What’s the point of creation and the fall of Adam without reconciliation? It is incomprehensible to think that God would create man in his image, give Adam and Eve and their seed free will choice, allow them/us to experience the consequence of rebellion and conflict without the opportunity for reconciliation.

Looking through the Old Testament lens we see how futile reconciliation efforts are by our own works. Paul in explaining the radical difference between the two states of sin and righteousness uses three words with similar root and meaning when he talks of a new kind of reconciliation. Those words are katallagḗ, apokatallássō and metallássō. Packed into the root of the meaning of these words we have first an understanding of exchange and then of reconciliation.
[1] What an incredible depth of meaning is wrapped up in those Greek words that our English fails to capture. Exchange and reconciliation. What a completely appropriate concept to fuse into a single word meaning to be reconciled from conflict.

God’s Exchange In order to accomplish reconciliation with God there first must be an exchange; His son for me, His blood for my sins, His body for my punishment. Second is the exchange of our old sinful nature for a new one. But wait a minute. Who started this conflict, God or me? Shouldn’t God, the Father, expect me to take the first step of reconciliation? After all, I’m the one who failed Him, not the other way around. If we are talking Old Covenant standards, yes. An eye for eye, tooth for tooth and life for life. Whoever was at fault must make an atonement for the sin. But in the New Covenant there first must be something for me to exchange for and so Grace was poured out through Jesus and his sacrificed life so I could have something to exchange with and for. Wow!

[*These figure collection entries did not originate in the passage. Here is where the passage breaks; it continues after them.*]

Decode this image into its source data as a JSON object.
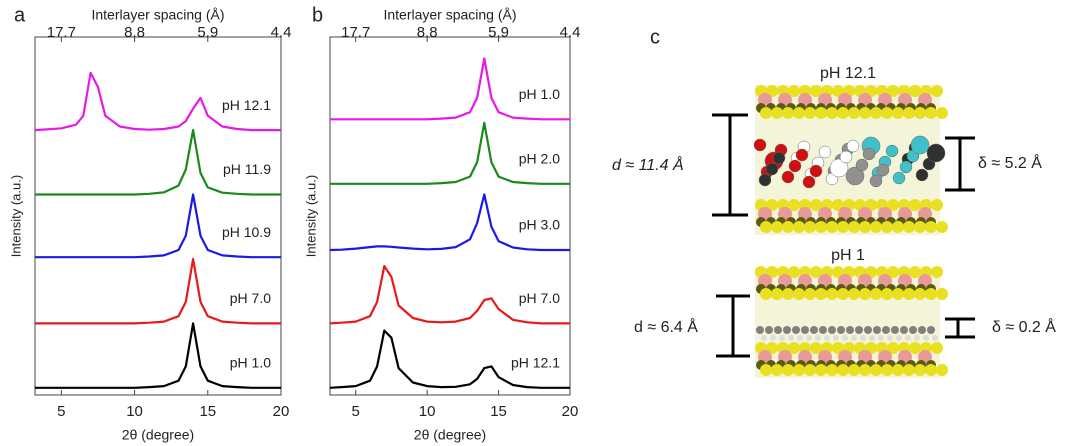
{
  "chart_data": [
    {
      "type": "line",
      "panel_label": "a",
      "x_label": "2θ (degree)",
      "y_label": "Intensity (a.u.)",
      "x2_label": "Interlayer spacing (Å)",
      "x": [
        3.2,
        4,
        5,
        6,
        6.5,
        7,
        7.5,
        8,
        9,
        10,
        11,
        12,
        13,
        13.5,
        14,
        14.5,
        15,
        16,
        17,
        18,
        19,
        20
      ],
      "xlim": [
        3.2,
        20
      ],
      "ylim": [
        0,
        100
      ],
      "xticks": [
        5,
        10,
        15,
        20
      ],
      "x2ticks": [
        {
          "value": 5,
          "label": "17.7"
        },
        {
          "value": 10,
          "label": "8.8"
        },
        {
          "value": 15,
          "label": "5.9"
        },
        {
          "value": 20,
          "label": "4.4"
        }
      ],
      "series": [
        {
          "name": "pH 12.1",
          "color": "#e619e6",
          "values": [
            74,
            74.2,
            74.5,
            75.5,
            78,
            90,
            86,
            78,
            75,
            74.3,
            74.1,
            74.3,
            75,
            76.5,
            80,
            83,
            78,
            75,
            74.3,
            74,
            74,
            74
          ]
        },
        {
          "name": "pH 11.9",
          "color": "#1a8a1a",
          "values": [
            56,
            56,
            56,
            56,
            56,
            56,
            56,
            56,
            56,
            56,
            56.2,
            56.6,
            58.5,
            63,
            74,
            62,
            58,
            56.5,
            56.2,
            56,
            56,
            56
          ]
        },
        {
          "name": "pH 10.9",
          "color": "#1a1ae6",
          "values": [
            38.5,
            38.5,
            38.5,
            38.5,
            38.5,
            38.5,
            38.5,
            38.5,
            38.5,
            38.5,
            38.7,
            39,
            40.5,
            44.5,
            56,
            44.5,
            40.5,
            39,
            38.7,
            38.5,
            38.5,
            38.5
          ]
        },
        {
          "name": "pH 7.0",
          "color": "#e61a1a",
          "values": [
            20,
            20,
            20,
            20,
            20,
            20,
            20,
            20,
            20,
            20,
            20.2,
            20.5,
            22,
            26,
            38,
            26,
            22,
            20.5,
            20.2,
            20,
            20,
            20
          ]
        },
        {
          "name": "pH 1.0",
          "color": "#000000",
          "values": [
            2,
            2,
            2,
            2,
            2,
            2,
            2,
            2,
            2,
            2,
            2.2,
            2.5,
            4,
            8,
            20,
            8,
            4,
            2.5,
            2.2,
            2,
            2,
            2
          ]
        }
      ]
    },
    {
      "type": "line",
      "panel_label": "b",
      "x_label": "2θ (degree)",
      "y_label": "Intensity (a.u.)",
      "x2_label": "Interlayer spacing (Å)",
      "x": [
        3.2,
        4,
        5,
        6,
        6.5,
        7,
        7.5,
        8,
        9,
        10,
        11,
        12,
        13,
        13.5,
        14,
        14.5,
        15,
        16,
        17,
        18,
        19,
        20
      ],
      "xlim": [
        3.2,
        20
      ],
      "ylim": [
        0,
        100
      ],
      "xticks": [
        5,
        10,
        15,
        20
      ],
      "x2ticks": [
        {
          "value": 5,
          "label": "17.7"
        },
        {
          "value": 10,
          "label": "8.8"
        },
        {
          "value": 15,
          "label": "5.9"
        },
        {
          "value": 20,
          "label": "4.4"
        }
      ],
      "series": [
        {
          "name": "pH 1.0",
          "color": "#e619e6",
          "values": [
            77,
            77,
            77,
            77,
            77,
            77,
            77,
            77,
            77,
            77,
            77.2,
            77.5,
            79,
            83,
            94,
            83,
            79,
            77.5,
            77.2,
            77,
            77,
            77
          ]
        },
        {
          "name": "pH 2.0",
          "color": "#1a8a1a",
          "values": [
            59,
            59,
            59,
            59,
            59,
            59,
            59,
            59,
            59,
            59,
            59.2,
            59.5,
            61,
            65,
            76,
            65,
            61,
            59.5,
            59.2,
            59,
            59,
            59
          ]
        },
        {
          "name": "pH 3.0",
          "color": "#1a1ae6",
          "values": [
            40.5,
            40.6,
            40.9,
            41.3,
            41.5,
            41.5,
            41.4,
            41.2,
            40.9,
            40.7,
            40.8,
            41.3,
            43.5,
            48,
            56,
            47,
            43,
            41.2,
            40.7,
            40.5,
            40.5,
            40.5
          ]
        },
        {
          "name": "pH 7.0",
          "color": "#e61a1a",
          "values": [
            20,
            20.2,
            20.5,
            22,
            26,
            36,
            33,
            25,
            21.5,
            20.5,
            20.3,
            20.5,
            21.5,
            23.5,
            26.5,
            27,
            24,
            21,
            20.3,
            20,
            20,
            20
          ]
        },
        {
          "name": "pH 12.1",
          "color": "#000000",
          "values": [
            2,
            2.2,
            2.5,
            4,
            8,
            18,
            16,
            7.5,
            3.5,
            2.5,
            2.2,
            2.3,
            3,
            4.5,
            7.5,
            8,
            5,
            2.8,
            2.2,
            2,
            2,
            2
          ]
        }
      ]
    }
  ],
  "panel_c": {
    "panel_label": "c",
    "top_title": "pH 12.1",
    "top_d": "d ≈ 11.4 Å",
    "top_delta": "δ ≈ 5.2 Å",
    "bottom_title": "pH 1",
    "bottom_d": "d ≈ 6.4 Å",
    "bottom_delta": "δ ≈ 0.2 Å"
  }
}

All this is from God, who reconciled us to himself through Christ and gave us the ministry of reconciliation: that God was reconciling the world to himself in Christ, not counting men’s sins against them. And he has committed to us the message of reconciliation.
2 Corinthians 5:18-19

Not only is this so, but we also rejoice in God through our Lord Jesus Christ, through whom we have now received reconciliation.
Romans 5:11

…and through him to reconcile to himself all things, whether things on earth or things in heaven, by making peace through his blood, shed on the cross.
Colossians 1:20

At a spiritual level our believing in the Lord, Jesus Christ accomplishes two similar but distinctive states. First I am justified. That takes care of my “legal” state. I am no longer guilty for my sins. Second is that I am reconciled and that takes care of my “relationship” state. While my justification is a static status my reconciliation becomes a dynamic change or exchange. Because Christ exchanged his place with me for punishment my relationship with God the Father is restored and I then exchange an old Adam body for a new one. (Col. 1:22; Eph. 2:16)

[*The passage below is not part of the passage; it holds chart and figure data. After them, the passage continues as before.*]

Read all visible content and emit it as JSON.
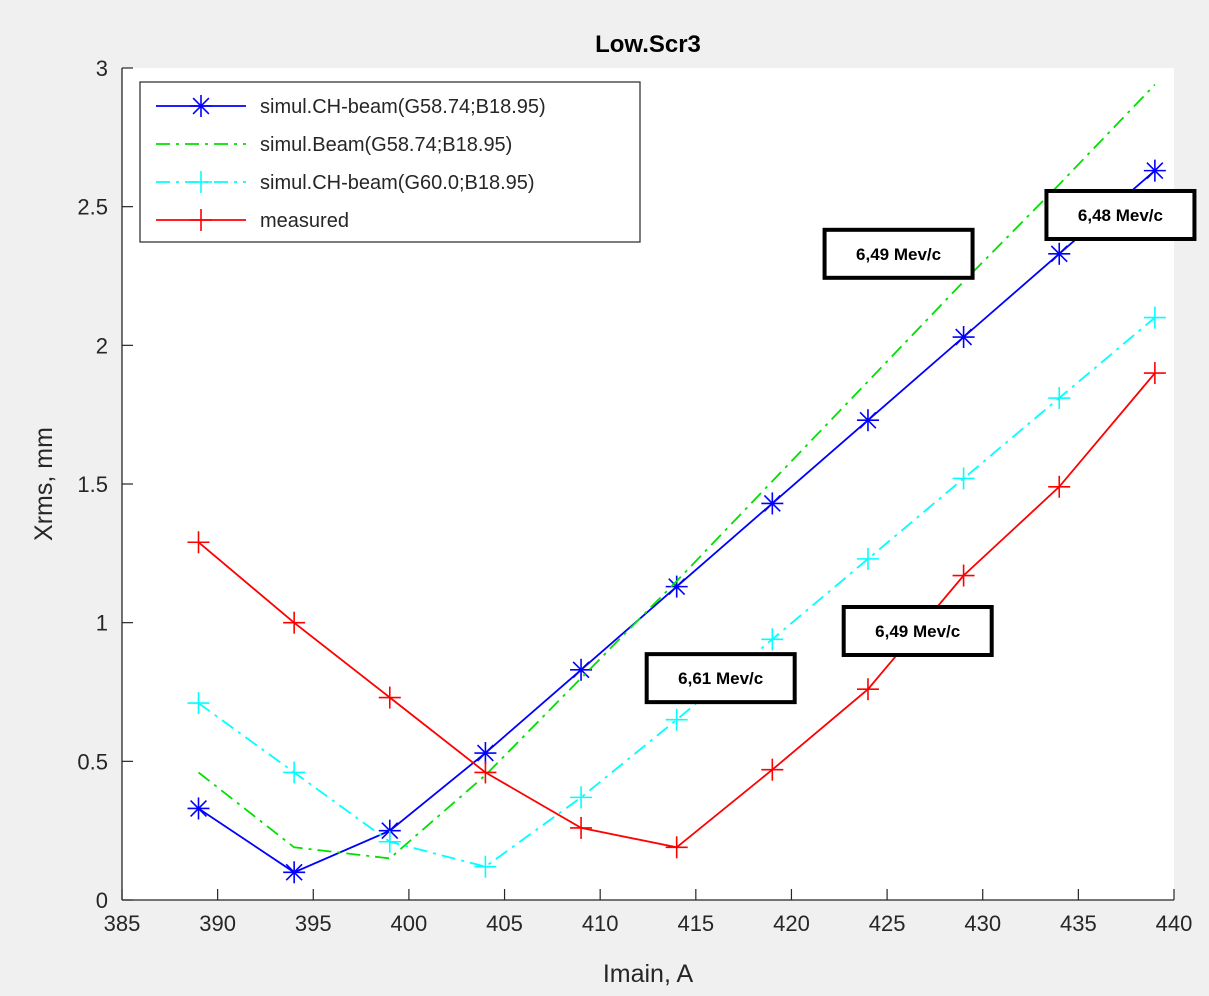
{
  "chart_data": {
    "type": "line",
    "title": "Low.Scr3",
    "xlabel": "Imain, A",
    "ylabel": "Xrms, mm",
    "xlim": [
      385,
      440
    ],
    "ylim": [
      0,
      3
    ],
    "xticks": [
      "385",
      "390",
      "395",
      "400",
      "405",
      "410",
      "415",
      "420",
      "425",
      "430",
      "435",
      "440"
    ],
    "yticks": [
      "0",
      "0.5",
      "1",
      "1.5",
      "2",
      "2.5",
      "3"
    ],
    "grid": false,
    "legend_position": "top-left",
    "series": [
      {
        "name": "simul.CH-beam(G58.74;B18.95)",
        "color": "#0000ff",
        "line_style": "solid",
        "marker": "asterisk",
        "x": [
          389,
          394,
          399,
          404,
          409,
          414,
          419,
          424,
          429,
          434,
          439
        ],
        "y": [
          0.33,
          0.1,
          0.25,
          0.53,
          0.83,
          1.13,
          1.43,
          1.73,
          2.03,
          2.33,
          2.63
        ]
      },
      {
        "name": "simul.Beam(G58.74;B18.95)",
        "color": "#00e000",
        "line_style": "dash-dot",
        "marker": "none",
        "x": [
          389,
          394,
          399,
          404,
          409,
          414,
          419,
          424,
          429,
          434,
          439
        ],
        "y": [
          0.46,
          0.19,
          0.15,
          0.45,
          0.8,
          1.15,
          1.51,
          1.87,
          2.23,
          2.58,
          2.94
        ]
      },
      {
        "name": "simul.CH-beam(G60.0;B18.95)",
        "color": "#00ffff",
        "line_style": "dash-dot",
        "marker": "plus",
        "x": [
          389,
          394,
          399,
          404,
          409,
          414,
          419,
          424,
          429,
          434,
          439
        ],
        "y": [
          0.71,
          0.46,
          0.21,
          0.12,
          0.37,
          0.65,
          0.94,
          1.23,
          1.52,
          1.81,
          2.1
        ]
      },
      {
        "name": "measured",
        "color": "#ff0000",
        "line_style": "solid",
        "marker": "plus",
        "x": [
          389,
          394,
          399,
          404,
          409,
          414,
          419,
          424,
          429,
          434,
          439
        ],
        "y": [
          1.29,
          1.0,
          0.73,
          0.46,
          0.26,
          0.19,
          0.47,
          0.76,
          1.17,
          1.49,
          1.9
        ]
      }
    ],
    "annotations": [
      {
        "text": "6,48 Mev/c",
        "x": 437.2,
        "y": 2.47
      },
      {
        "text": "6,49 Mev/c",
        "x": 425.6,
        "y": 2.33
      },
      {
        "text": "6,49 Mev/c",
        "x": 426.6,
        "y": 0.97
      },
      {
        "text": "6,61 Mev/c",
        "x": 416.3,
        "y": 0.8
      }
    ]
  }
}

One other connection of reconciliation made so real is contained in the experience of Communion. If we take Paul’s point in Colossians 1:20 and put it up next to Hebrews 10:10, …we have been made holy through the sacrifice of the body of Jesus Christ once for all, we now experience the complete understanding consisting first of exchange, His body, His blood for my life and then reconciliation and relationship with the Father just as if I had never sinned. Communion, reunion, reconciliation.

My Exchange So how does that apply in a human conflict situations? In order to have reconciliation with another there has to be an exchange as well. I have to exchange my way, my control and my ideas for a bigger need, opportunity and vision. No matter the level of hostility I have a choice. I can exchange my self justifying human nature of gratification, preservation and control of my environment for something different. For what thing might I make an exchange? I have the choice to exchange my selfish nature to become an advocate for the best outcome for the person with whom I’m in conflict. In essence, because of the exchange it is now useless to fight with me because now I have chosen to fight for you. Reconciliation is now available.

[1]Kittel, G., Friedrich, G., & Bromiley, G. W. (1995, c1985). Theological dictionary of the New Testament. Translation of: Theologisches Worterbuch zum Neuen Testament. (41). Grand Rapids, Mich.: W.B. Eerdmans.